A Dolpo, au pied des plus hauts sommets du monde, les précipitations sont très faibles (de 100 à 250 mm/an), la plupart d'entre elles se produisent en hiver et permettent d'avoir un couvert neigeux et une réserve de glace qui en fondant alimentent des torrents dont l'eau est captée pour l'irrigation...

 

 


__________Un système irrigué dans une haute vallée de l'Himalaya Népalais
Corneil
JEST_____

Transportons-nous dans la région himalayenne à six mille kilomètres de la France... à une latitude identique à celle du sud marocain. Il faut imaginer une région de hautes montagnes où dans certaines vallées à plus de 4000 mètres d'altitude les hommes arrivent à cultiver une unique céréale l'orge !

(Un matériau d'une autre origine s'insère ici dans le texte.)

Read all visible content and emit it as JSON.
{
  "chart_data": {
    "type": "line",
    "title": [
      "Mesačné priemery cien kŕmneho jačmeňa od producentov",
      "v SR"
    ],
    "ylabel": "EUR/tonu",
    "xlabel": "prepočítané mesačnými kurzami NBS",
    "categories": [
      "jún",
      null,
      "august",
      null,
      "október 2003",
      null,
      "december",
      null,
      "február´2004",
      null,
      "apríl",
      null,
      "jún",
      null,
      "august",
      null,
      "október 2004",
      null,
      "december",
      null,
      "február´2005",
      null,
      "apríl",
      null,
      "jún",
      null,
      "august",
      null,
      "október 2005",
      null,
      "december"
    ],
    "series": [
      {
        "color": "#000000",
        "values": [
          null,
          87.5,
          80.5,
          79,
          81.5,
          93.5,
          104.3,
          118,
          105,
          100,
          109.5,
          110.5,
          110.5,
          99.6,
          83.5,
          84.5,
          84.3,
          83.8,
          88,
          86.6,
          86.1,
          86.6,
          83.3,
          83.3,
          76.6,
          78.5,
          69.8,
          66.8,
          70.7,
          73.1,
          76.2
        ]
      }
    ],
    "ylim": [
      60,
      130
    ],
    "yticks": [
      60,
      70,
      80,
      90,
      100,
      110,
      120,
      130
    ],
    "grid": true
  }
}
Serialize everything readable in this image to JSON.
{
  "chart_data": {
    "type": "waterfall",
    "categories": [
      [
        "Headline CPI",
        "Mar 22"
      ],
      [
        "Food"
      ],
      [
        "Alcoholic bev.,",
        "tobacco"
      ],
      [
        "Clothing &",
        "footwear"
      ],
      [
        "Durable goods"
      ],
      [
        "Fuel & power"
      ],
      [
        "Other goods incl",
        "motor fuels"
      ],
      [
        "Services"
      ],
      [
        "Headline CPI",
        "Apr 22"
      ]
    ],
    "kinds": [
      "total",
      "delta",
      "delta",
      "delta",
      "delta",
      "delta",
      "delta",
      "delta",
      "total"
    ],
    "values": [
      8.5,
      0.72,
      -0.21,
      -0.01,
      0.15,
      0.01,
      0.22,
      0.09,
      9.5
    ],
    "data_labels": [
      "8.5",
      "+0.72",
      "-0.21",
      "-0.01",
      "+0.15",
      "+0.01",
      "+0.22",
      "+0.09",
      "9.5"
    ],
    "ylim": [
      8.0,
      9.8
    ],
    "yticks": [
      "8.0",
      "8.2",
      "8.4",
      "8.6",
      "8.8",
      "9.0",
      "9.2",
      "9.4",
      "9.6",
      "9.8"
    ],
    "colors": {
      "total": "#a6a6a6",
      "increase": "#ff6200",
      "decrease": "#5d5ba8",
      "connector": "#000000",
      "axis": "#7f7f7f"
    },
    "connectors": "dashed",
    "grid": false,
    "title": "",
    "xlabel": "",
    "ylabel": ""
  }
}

Les bases de l'économie locale

Les hommes qui vivent dans les hautes vallées de Dolpo sont agriculteurs et éleveurs. Ils cultivent de l'orge irriguée et élèvent des yaks, des vaches, des ovins et des caprins adaptés à la haute altitude. La production agricole et pastorale n'est pas suffisante pour vivre toute une année et c'est par le troc du grain local contre du sel obtenu du Tibet (dépôts de sel dans des dépressions), lui-même rééchangé contre des céréales des basses vallées népalaises qu'a lieu la "multiplication du grain" qui permet la soudure. Les taux pratiqués sont au Tibet d'une mesure d'orge contre deux mesures de sel, et dans les vallées du sud d'une mesure de sel contre trois mesures de grains variés (riz, blé, millet). Ces activités agro-pastorales s'inscrivent dans un calendrier précis du mois d'avril à la fin septembre, la neige hivernale limitant fortement les déplacements. Seuls les échanges avec les basses vallées peuvent s'étaler pendant l'hiver.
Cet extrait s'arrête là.